Wolfscote Dale Saturday 23rd December 2017

As family events meant we were unlikely to get out walking over Christmas we made the most of the good weather and headed out for a pre-Christmas walk. Although it was the last full shopping day before Christmas we were still surprised at how few people we saw, in total we passed 13 people during the walk.

Start: Hartington car park (SK 1269 6026)


Hartington car park - Beresford Dale - Wolfscote Dale - Biggin Dale - Dale End - Highfield Lane - Hartington car park

Distance: 6.25 miles     Ascent: 231 metres      Time Taken: 3 hrs 10mins

Terrain: Good paths

Weather: Dry and warm for the time of year.

Pub Visited: Devonshire Arms, Hartington    Ale Drunk: Black Sheep Bitter

Route Map >>



From Hartington we followed the clear track across fields and around Pennilow. In summer this path is often very busy, maybe the lack of cars in the car park should have been an indication of how few people we would see today.

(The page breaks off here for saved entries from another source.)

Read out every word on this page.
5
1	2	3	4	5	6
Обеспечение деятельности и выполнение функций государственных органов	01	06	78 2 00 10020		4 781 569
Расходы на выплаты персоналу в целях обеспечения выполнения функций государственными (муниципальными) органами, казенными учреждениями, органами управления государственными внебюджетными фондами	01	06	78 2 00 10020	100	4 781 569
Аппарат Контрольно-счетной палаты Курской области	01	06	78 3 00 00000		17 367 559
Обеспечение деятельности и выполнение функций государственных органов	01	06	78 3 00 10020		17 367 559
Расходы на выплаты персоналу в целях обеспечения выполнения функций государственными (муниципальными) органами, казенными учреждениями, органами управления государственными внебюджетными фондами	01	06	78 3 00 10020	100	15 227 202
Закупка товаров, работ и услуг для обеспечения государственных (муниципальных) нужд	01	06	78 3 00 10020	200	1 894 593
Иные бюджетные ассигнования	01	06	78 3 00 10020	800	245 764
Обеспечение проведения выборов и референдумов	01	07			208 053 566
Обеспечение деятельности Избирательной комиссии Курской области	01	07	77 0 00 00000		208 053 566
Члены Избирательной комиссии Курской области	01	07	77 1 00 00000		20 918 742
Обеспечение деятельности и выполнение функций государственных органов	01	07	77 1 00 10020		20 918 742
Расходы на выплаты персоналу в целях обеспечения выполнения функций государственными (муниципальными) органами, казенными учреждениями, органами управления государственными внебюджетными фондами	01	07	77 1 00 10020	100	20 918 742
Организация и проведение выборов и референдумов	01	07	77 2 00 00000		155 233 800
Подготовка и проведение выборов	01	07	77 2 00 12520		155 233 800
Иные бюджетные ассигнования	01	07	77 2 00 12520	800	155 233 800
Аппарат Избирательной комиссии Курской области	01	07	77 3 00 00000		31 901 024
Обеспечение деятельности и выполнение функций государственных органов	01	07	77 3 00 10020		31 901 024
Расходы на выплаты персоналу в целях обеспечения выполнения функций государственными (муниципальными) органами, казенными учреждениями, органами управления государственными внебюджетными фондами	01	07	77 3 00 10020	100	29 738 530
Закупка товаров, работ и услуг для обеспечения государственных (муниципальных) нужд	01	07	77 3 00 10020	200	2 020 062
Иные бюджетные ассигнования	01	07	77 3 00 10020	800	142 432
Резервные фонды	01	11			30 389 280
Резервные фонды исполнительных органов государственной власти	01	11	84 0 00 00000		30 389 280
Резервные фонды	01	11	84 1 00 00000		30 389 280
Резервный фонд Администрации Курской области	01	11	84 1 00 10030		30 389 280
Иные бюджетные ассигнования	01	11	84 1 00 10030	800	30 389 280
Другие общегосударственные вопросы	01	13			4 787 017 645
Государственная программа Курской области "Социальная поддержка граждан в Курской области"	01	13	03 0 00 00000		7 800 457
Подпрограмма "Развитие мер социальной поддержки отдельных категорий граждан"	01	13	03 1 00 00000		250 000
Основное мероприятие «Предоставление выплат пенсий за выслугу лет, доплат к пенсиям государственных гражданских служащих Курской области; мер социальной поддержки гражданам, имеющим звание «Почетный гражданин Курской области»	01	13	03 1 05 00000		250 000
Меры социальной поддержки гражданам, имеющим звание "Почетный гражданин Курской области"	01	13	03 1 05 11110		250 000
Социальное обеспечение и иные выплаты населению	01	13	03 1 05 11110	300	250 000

Although the weather forecast was for quite a bright day the mist was taking a while to clear.

Beresford Dale

Once we were in Beresford Dale we couldn't help but notice how brightly green some of the trees were.

Beresford Dale

Although it was only some of them and often only on one side of the tree.

River Dove

We followed the River Dove through the dale, although the first bridge we crossed looks like it is ready to collapse into the water.

Pike Pool

This section of the river is known as Pike Pool as the rock is meant to look like a pike emerging from the water.

Wolfscote Dale

We soon reach the field that links Beresford Dale to Wolfscote Dale, where a strange patch of mist is still clinging to the trees above the dale.

Wolfscote Dale

By the time we reached Wolfscote Dale we had passed two people and the normally busy dale was itself rather deserted.

Wolfscote Dale

It was very strange to see so few people there, even the caves were deserted.

Wolfscote Dale

As we walked through the very quiet dale I couldn't help but imagine how busy it was in Derby and all the supermarkets, I know where I'd rather be.

River Dove

Reflections at one of the weirs on the River Dove.

Peaseland Rocks

Peaseland Rocks mark the point at which we would leave Wolfscote Dale.

Wolfscote Dale

Still pretty quiet in Wolfscote Dale.

Drabber Tor

Looking back to Drabber Tor whilst we had a quick coffee break before heading along Biggin Dale.

Biggin Dale

We actually saw more people in the normally quiet Biggin Dale than we did in the usually popular Wolfscote Dale.

Biggin Dale

Biggin Dale is a strange little dale, one minute the path is quite wide and grassy, the next it is quite narrow and you are carefully picking your way through muddy rocks.

Biggin Dale

The short section of wood in the dale was quite muddy and slippery.

Biggin Dale

We emerged from the wood to find the cloud had finally lifted and it was now pleasantly warm in the sunshine.

Ferny Bottom

We had lunch sat in the sunshine at the point where the dale splits. Considering it was late December it was very warm and there was no need to rush our lunch, instead we sat admiring the view back down Biggin Dale to the area known as Ferny Bottom.

Biggin Dale

The dale now widened out and we had a pleasant walk through the grassy dale on a section that was new to us.

Highfield Lane

We took the track known as Highfield Lane and soon found ourselves heading up.

Johnson's Knoll

When I plotted the route I hadn't really paid any attention to where the ascent was so it was a lovely surprise to find we suddenly had far reaching views across Biggin Dale.

Aleck Low

On the opposite side of the lane the view extended across more fields to Aleck Low.

Johnson's Knoll

Looking across Biggin Grange to Johnson's Knoll.

Wolsfcote Hill

Continuing along the lane and the views continue to get better with Wolfscote Hill replacing the view of Johnson's Knoll.

Chrome Hill

As we head downhill towards Hartington the view now extends across the fields towards Chrome and Parkhouse Hills.

Chrome Hill

Sunlight lights up the distant Chrome and Parkhouse Hills. Yet again making a small change to a familiar route has revealed some great new views of the Peak District. Now it's time to start the Christmas celebrations with a drink in the pub, where we actually saw more people that we did on the whole of the walk.